I canti e le leggende
Tra i racconti popolari raccolti da etnografi locali, vi è quello della donna del Sarno, una creatura metà ninfa e metà spirito che appariva la notte del solstizio a chi si avvicinava al fiume con cuore puro: chi la vedeva, si diceva, sarebbe stato protetto per tutto l’anno. In alcuni casi, invece, l’apparizione era considerata un avvertimento: il fiume reclamava rispetto, e guai a chi ne avesse sporcato le acque.

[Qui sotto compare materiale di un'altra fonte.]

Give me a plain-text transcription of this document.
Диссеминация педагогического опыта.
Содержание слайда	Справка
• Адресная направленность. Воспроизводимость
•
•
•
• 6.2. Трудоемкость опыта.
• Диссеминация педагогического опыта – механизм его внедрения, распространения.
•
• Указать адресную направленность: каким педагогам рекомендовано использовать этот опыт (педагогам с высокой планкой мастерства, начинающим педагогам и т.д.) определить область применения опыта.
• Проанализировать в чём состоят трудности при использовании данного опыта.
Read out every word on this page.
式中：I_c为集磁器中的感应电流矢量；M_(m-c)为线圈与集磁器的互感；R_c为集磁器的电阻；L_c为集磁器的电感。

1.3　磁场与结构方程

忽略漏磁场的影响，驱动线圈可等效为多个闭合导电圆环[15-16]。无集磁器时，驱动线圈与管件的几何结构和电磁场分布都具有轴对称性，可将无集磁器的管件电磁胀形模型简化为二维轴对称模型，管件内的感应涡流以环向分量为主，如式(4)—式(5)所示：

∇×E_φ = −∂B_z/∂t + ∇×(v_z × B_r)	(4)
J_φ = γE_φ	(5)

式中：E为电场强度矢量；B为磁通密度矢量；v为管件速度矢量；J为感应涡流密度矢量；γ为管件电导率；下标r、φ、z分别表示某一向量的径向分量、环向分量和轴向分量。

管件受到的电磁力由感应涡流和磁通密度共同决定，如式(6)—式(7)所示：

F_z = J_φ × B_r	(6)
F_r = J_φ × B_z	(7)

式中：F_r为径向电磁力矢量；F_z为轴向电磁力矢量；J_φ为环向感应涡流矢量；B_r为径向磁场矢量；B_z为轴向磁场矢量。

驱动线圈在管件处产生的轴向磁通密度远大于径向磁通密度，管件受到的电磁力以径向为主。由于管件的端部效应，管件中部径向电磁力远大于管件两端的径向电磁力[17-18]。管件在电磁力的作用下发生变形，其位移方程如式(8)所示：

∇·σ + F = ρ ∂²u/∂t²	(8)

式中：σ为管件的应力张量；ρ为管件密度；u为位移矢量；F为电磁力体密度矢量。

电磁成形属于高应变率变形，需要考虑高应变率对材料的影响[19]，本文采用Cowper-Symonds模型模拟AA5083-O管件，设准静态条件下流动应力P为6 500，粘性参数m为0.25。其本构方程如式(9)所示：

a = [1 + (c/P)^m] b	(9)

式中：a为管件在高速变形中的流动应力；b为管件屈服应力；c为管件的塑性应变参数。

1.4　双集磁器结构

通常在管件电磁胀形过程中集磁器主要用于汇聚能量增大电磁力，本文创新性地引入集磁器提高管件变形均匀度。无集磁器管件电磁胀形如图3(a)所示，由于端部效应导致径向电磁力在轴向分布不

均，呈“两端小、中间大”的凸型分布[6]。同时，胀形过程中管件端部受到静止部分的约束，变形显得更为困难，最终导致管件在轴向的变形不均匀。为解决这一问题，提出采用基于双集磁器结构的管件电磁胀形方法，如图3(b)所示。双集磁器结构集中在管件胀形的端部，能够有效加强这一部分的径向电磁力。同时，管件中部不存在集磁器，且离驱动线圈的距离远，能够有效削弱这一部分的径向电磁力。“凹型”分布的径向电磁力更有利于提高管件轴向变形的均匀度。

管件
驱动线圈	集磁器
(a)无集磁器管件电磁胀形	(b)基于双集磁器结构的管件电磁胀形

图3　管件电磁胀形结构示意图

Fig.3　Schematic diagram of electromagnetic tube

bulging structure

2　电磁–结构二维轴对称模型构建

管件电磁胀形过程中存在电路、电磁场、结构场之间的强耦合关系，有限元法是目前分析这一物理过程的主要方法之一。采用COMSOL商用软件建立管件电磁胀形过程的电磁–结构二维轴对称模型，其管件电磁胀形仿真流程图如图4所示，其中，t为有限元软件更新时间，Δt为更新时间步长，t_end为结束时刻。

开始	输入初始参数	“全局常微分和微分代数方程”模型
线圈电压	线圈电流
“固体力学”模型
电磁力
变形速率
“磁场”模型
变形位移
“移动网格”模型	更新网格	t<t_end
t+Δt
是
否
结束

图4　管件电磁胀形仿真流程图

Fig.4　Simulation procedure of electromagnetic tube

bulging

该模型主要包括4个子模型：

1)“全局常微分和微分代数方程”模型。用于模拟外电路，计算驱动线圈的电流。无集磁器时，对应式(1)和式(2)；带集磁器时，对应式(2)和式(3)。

Sorgenti e grotte: luoghi di culto nascosti
Il complesso delle sorgenti del Sarno — in particolare la sorgente di Foce — è stato per secoli oggetto di pellegrinaggi silenziosi al solstizio. Qui, tra rocce e acque sorgive, si compivano riti minori, talvolta segreti: abluzioni rituali, offerte di fiori, e deposizione di piccole pietre a forma di cuore o di sole, come ex voto per l’amore e la prosperità.
Il declino e la memoria
Con il passare dei secoli e l’avanzare della modernità, queste usanze si sono rarefatte. L’inquinamento e la cementificazione hanno trasformato il rapporto con il fiume, ma nella memoria delle comunità locali restano i racconti delle nonne e dei vecchi pastori, che ricordano quel momento magico in cui il Sarno, al solstizio d’estate, diventava un fiume di luce e mistero.